CMS Removes Key Barrier to Funding School Health Services

December 16, 2014 | Written By:

For the past three years, Healthy Schools Campaign (HSC) has been working with advocates from across the country to change the way school health services are funded. We’re proud and excited to say that yesterday — as the result of a lot of  hard work and persistence — we succeeded in doing just that. Yesterday afternoon, the Centers for Medicare & Medicaid Services (CMS) removed a key barrier to funding school health services: schools are now eligible to receive reimbursement funding for health services provided to Medicaid-eligible students.

We’ve written blogs, sent emails and issued sign-on letters with the hope of getting the attention of the U.S. Department of Health & Human Services (HHS) to change the so-called “free care” rule, which had been inappropriately applied to schools, denying funding to school districts for health services provided to Medicaid-eligible students. Yesterday’s announcement changes that.

Before we go on, we’d like to take a moment to say thanks to our friends and readers who have taken time to sign on to our petitions and letters, or have reached out to CMS to share their thoughts and concerns. We’re excited to finally say that our voices have been heard.

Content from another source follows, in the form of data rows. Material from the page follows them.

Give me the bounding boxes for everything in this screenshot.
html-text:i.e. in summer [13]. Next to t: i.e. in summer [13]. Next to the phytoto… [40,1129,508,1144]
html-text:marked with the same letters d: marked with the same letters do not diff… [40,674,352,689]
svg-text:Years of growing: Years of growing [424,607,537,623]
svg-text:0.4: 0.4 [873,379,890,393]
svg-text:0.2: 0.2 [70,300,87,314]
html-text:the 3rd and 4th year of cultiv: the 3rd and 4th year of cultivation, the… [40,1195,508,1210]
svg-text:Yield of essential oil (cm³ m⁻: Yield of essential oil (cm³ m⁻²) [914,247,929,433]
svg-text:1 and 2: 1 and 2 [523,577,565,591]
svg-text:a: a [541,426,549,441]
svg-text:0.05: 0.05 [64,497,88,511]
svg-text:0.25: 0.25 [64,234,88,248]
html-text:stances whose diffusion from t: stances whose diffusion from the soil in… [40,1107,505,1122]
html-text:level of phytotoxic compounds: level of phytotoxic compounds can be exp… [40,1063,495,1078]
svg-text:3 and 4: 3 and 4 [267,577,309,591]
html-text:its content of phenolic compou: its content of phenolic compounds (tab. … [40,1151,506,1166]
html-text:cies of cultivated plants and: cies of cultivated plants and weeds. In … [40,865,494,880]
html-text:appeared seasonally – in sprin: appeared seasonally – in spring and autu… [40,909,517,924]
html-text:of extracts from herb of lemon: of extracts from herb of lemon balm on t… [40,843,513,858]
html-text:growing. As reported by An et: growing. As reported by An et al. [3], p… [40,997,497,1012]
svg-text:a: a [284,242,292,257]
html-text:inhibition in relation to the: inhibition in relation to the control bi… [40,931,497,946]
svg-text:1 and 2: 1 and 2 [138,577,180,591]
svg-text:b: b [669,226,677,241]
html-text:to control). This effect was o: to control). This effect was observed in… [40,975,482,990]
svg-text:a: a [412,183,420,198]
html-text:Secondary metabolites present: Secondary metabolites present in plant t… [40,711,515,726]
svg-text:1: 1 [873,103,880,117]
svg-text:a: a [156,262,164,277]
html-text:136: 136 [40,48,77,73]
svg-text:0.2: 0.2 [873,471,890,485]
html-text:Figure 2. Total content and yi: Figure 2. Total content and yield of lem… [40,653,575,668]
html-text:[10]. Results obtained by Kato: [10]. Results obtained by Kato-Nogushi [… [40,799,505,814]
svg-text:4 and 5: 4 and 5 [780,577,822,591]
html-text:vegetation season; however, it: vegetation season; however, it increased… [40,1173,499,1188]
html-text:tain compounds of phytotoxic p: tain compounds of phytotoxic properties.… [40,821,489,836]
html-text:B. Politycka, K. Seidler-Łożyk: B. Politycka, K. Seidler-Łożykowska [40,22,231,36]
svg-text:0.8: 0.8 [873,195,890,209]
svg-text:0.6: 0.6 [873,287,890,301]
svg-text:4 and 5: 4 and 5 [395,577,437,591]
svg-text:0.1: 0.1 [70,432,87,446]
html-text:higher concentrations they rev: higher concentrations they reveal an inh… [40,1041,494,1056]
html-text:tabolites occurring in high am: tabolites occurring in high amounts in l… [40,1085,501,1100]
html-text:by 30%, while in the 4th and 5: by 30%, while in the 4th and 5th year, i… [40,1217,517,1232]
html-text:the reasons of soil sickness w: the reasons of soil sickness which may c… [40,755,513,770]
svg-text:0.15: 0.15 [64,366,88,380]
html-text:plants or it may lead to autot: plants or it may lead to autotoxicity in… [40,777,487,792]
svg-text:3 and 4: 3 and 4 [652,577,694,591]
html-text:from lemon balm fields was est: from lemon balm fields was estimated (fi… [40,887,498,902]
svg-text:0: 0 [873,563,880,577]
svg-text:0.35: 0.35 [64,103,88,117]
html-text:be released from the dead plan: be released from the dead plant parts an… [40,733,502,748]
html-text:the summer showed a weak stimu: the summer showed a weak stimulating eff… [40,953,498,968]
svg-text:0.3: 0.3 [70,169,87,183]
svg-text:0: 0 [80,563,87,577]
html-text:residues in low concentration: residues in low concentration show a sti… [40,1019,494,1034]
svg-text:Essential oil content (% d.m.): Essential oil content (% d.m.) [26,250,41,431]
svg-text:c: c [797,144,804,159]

We’d also like to offer a sincere word of thanks to our colleagues at various organizations that have worked with us, and on their own, to make this change a reality, including Trust for America’s Health, School-Based Health Alliance, National Association of School Nurses, American Federation of Teachers, National Education Association and the Childhood Asthma Leadership Coalition.

The change was announced in a letter from CMS Director Cindy Mann [PDF] to state Medicaid directors reading, in part: “We are issuing this guidance to ensure that Medicaid payment is allowed for any covered services for Medicaid-eligible beneficiaries. … The goal of this new guidance is to facilitate and improve access to quality healthcare services and improve the health of communities.”

This change is especially critical in light of the nation’s vast health disparities. Low-income and minority students are at increased risk of health problems that hinder learning and are more likely to attend schools with unhealthy environments. Left unaddressed, health disparities will continue to undercut any meaningful progress in closing our nation’s achievement gap.

Said HSC President and CEO Rochelle Davis: “This guidance by CMS helps address many of the health disparities that exist in communities across the country. Low-income and minority students are at increased risk of health issues that can hinder their learning. By making Medicaid funding available to more schools, school health services can provide better care for the students who need it the most. This will help more students be healthy and ready to learn.”

Through our Health in Mind program, we, along with Trust for America’s Health, have called for HHS to “reduce barriers that schools face when seeking reimbursement for health services delivered to Medicaid-eligible students.” We also organized a series of letters and formal requests to HHS, urging the Secretary to address the free care rule. Most recently, we received a letter of support from new HHS Secretary Sylvia Burwell expressing her commitment to addressing the free care rule.

Burwell wrote: “I agree that Medicaid services delivered in schools play a critical role in improving the health of our nation’s children… CMS is currently reviewing policies on the role of ‘free care’ in determining the circumstances in which Medicaid reimbursement is available. I agree that clarifying this definition would help ensure a consistent approach to service delivery and reimbursement in our nation’s schools, and CMS is working toward that goal.”

We commend HHS and CMS for making this important change to support increased access to school health services and recognizing the key role that schools can play in meeting the health needs of students. We look forward to working these agencies to ensure schools have the information and resources needed to access this new funding.